Madame … fut informée par lettre du 4 septembre 2001 que la ministre des Travaux publics avait refusé d’accorder l’autorisation sollicitée au motif que l’emplacement de stationnement à créer ne respecterait pas les mesures minimales requises, l’emplacement projeté n’accusant qu’une profondeur de 3,70 mètres au lieu de 5,00 mètres généralement requis.

Il est encore constant que par la suite, Madame … fit aménager une place de stationnement d’une profondeur de 4,70 mètres par rapport à la limite du trottoir public, une affaire pénale engagée sur plainte sur base des articles 3 et 4 de la loi modifiée du 13 janvier 1843 sur la compétence des tribunaux en fait de contravention de voirie, de constructions et plantations le long des routes étant actuellement pendante devant le tribunal de police et qu’afin de régulariser la situation de fait créée, le mandataire de Madame … introduisit le 19 mars 2004 un recours gracieux contre la décision antérieure de refus de la ministre des Travaux publics.

Le susdit recours gracieux ayant été rejeté par décision ministérielle du 17 mai 2004, dont Madame … fut informée par courrier émanant de l’administration des Ponts et Chaussées du 8 juin 2004, Madame … introduisit par requête déposée le 6 juillet 2004 un recours principalement en réformation et subsidiairement en annulation de la décision confirmative prévisée de la ministre des Travaux publics du 17 mai 2004.

Le tribunal est compétent pour connaître du recours principal en réformation introduit conformément à l’article 4, alinéa 2 de la loi précitée du 13 janvier 1843 prévoyant un recours de pleine juridiction en la matière. - Il s’ensuit que le recours subsidiaire en annulation est irrecevable. En effet, l’article 2 (1) de la loi modifiée du 7 novembre 1996 portant organisation des juridictions de l’ordre administratif, dispose qu’un recours en annulation n’est recevable qu’à l’égard des décisions non susceptibles d’un autre recours d’après les lois et règlements, de sorte que l’existence d’une possibilité d’un recours en réformation contre une décision rend irrecevable l’exercice d’un recours en annulation contre la même décision.

Le recours en réformation est également recevable, étant donné qu’il a été déposé dans le délai prévu par la loi et qu’il a été introduit suivant les formes légales.
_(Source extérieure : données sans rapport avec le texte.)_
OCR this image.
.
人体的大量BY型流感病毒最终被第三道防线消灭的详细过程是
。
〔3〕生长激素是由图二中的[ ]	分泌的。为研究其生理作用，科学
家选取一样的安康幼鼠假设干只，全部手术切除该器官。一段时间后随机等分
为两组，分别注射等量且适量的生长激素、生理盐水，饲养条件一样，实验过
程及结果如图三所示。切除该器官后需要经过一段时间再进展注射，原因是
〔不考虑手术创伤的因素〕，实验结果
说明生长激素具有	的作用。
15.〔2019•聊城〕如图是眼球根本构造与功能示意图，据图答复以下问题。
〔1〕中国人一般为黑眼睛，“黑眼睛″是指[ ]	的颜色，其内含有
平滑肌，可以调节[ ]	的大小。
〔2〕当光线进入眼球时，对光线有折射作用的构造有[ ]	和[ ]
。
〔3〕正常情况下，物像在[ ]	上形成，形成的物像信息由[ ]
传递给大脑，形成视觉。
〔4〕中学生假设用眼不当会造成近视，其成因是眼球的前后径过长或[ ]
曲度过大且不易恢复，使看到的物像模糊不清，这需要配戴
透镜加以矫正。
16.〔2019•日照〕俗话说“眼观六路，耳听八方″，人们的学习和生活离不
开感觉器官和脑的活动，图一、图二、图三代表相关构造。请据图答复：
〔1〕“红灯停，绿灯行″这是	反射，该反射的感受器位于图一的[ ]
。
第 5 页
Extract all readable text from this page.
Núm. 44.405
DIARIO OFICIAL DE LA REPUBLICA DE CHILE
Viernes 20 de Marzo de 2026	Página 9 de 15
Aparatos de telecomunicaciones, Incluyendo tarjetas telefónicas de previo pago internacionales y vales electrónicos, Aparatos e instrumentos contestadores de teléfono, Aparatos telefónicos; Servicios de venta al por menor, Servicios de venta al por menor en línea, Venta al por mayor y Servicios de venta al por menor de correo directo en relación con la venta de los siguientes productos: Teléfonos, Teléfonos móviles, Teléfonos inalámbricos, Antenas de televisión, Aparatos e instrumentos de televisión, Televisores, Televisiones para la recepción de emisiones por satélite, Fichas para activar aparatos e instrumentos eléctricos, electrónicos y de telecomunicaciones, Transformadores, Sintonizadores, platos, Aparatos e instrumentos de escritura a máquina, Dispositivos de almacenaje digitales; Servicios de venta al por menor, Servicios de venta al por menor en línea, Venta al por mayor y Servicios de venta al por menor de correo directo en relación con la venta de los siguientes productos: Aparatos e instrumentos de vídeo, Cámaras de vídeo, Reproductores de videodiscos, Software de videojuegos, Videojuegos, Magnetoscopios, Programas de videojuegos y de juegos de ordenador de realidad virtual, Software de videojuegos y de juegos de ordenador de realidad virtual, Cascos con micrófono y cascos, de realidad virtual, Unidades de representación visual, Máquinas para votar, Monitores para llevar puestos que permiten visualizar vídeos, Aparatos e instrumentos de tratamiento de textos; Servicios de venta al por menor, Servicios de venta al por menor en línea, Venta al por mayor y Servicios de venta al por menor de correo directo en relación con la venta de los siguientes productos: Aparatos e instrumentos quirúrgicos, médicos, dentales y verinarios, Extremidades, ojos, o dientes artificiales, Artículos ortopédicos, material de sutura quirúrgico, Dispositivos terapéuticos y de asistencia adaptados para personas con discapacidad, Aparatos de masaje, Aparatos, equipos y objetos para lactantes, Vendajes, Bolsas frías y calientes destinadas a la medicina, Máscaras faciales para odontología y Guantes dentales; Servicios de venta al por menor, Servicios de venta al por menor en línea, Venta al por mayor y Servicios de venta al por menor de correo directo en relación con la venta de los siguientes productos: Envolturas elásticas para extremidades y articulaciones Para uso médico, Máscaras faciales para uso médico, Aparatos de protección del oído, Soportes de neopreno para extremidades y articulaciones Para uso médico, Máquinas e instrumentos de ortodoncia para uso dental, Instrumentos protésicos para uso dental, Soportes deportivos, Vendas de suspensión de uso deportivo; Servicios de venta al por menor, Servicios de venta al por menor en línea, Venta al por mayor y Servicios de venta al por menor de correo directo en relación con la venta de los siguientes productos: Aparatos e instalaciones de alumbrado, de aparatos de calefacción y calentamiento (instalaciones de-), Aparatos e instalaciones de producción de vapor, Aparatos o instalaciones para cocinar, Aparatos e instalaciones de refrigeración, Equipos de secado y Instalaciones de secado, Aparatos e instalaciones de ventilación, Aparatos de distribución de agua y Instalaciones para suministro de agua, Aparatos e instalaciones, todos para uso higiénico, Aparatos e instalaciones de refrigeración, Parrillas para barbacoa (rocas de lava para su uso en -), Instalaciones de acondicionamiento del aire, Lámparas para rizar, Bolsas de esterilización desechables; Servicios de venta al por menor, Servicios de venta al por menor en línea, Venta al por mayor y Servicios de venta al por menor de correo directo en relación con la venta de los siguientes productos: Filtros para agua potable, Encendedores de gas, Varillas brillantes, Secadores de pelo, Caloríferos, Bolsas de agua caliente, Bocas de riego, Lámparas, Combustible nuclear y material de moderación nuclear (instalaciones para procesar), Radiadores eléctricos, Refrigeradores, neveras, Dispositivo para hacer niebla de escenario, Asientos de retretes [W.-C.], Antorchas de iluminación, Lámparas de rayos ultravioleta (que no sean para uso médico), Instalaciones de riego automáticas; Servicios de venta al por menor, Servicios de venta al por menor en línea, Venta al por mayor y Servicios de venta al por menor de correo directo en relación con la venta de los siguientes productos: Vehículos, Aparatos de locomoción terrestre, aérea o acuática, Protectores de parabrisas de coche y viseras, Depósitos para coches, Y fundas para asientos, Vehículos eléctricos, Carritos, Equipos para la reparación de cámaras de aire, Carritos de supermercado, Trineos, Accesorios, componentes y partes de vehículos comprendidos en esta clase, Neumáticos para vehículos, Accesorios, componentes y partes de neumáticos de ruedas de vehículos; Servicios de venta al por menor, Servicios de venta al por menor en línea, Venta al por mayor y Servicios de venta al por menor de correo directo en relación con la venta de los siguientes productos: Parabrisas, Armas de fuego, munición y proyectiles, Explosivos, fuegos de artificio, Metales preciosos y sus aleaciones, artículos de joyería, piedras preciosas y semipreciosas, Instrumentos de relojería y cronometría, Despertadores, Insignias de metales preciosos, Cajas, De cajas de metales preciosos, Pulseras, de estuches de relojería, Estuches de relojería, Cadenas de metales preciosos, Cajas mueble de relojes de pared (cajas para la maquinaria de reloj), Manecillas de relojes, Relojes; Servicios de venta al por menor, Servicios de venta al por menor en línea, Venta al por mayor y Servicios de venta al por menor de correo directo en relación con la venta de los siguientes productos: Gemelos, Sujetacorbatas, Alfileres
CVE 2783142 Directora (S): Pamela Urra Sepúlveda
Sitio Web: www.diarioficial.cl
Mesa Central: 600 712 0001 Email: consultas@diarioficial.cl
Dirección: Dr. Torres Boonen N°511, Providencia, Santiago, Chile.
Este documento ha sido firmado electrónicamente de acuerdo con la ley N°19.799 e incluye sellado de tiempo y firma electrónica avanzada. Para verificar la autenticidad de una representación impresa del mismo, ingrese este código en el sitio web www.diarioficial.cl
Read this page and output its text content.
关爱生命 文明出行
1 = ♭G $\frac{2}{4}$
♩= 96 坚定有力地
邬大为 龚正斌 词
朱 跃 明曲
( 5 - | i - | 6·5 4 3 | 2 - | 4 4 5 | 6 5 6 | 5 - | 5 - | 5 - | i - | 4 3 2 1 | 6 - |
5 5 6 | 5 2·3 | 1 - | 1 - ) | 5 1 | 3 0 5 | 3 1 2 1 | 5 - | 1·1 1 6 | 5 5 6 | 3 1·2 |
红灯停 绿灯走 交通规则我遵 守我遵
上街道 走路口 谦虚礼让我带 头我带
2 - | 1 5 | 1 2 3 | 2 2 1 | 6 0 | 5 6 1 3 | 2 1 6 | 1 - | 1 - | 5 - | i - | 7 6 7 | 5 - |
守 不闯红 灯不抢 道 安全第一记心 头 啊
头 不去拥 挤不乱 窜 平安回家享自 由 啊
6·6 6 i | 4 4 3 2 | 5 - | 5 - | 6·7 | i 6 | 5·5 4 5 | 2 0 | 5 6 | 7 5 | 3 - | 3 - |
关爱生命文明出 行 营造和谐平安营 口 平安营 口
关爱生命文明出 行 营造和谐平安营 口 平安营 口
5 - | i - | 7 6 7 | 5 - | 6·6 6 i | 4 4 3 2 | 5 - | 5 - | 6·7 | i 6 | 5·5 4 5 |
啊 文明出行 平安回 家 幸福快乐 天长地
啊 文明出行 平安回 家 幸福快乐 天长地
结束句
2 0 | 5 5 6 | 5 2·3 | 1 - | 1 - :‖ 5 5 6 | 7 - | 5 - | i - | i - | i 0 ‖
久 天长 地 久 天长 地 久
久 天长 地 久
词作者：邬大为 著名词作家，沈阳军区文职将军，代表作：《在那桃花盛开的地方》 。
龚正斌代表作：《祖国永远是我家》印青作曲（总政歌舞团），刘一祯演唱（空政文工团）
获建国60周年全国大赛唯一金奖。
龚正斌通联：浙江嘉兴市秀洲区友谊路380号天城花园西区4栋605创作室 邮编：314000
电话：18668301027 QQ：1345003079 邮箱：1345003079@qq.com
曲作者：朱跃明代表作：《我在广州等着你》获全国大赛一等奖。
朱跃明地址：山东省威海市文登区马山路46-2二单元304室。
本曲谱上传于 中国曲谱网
Au fond, la demanderesse soutient que le premier motif de refus mis en avant par la ministre compétente, fondé sur une profondeur insuffisante, ne serait pas justifié au motif que « rares sont les véhicules qui ont une longueur de quelques 5 mètres » et qu’à défaut de prescription légale, le simple fait qu’une exigence de 5 mètres soit énoncée dans un « guide d’application », élaboré par l’administration des Ponts et Chaussées, ne saurait légalement justifier la décision litigieuse. Dans ce contexte, la demanderesse soutient qu’elle « ne peut pas comprendre pour quelles raisons un emplacement d’une profondeur moyenne de 4,70 mètres n’est pas acceptable, alors que la seule condition que la requérante saurait accepter est la considération que le véhicule garé ne doit pas dépasser la propriété privée, ce d’autant plus que l’administration communale compétente en la matière lui avait accordé l’autorisation de construire ». En conclusion, elle estime que l’emplacement projeté ne constituerait ni une source de danger, ni une atteinte à la propriété publique, ni n’impliquerait-

elle une violation de l’intérêt public.

En ce qui concerne le second motif de refus que l’autorité ministérielle a fait valoir dans le cadre de la décision confirmative selon lequel « l’expectative de la réalisation d’un trottoir de largeur uniforme, cette enclave ne peut être grevée d’un droit contraire à l’intérêt public », elle soutient qu’il n’existerait actuellement ni enclave ni projet de plan d’alignement et que l’octroi de l’autorisation sollicitée ne créerait pas de droit contraire à l’ordre public.

Dans son mémoire en réponse, le délégué du gouvernement se référant à la jurisprudence en la matière, relève que comme la loi ne prévoirait pas de critères sur lesquels l’administration peut se fonder pour soit refuser soit autoriser une permission de voirie, le ministre serait appelé à examiner chaque cas d’espèce.

Or, en l’espèce, il se dégagerait du rapport du préposé du service régional de Luxembourg que l’emplacement de stationnement « projeté », empièterait « sur le trottoir existant, dont la largeur doit être de 1,50 mètres dans l’intérêt de la sécurité des piétons », de sorte que la profondeur de l’emplacement de stationnement constituerait un danger pour les usagers de la route.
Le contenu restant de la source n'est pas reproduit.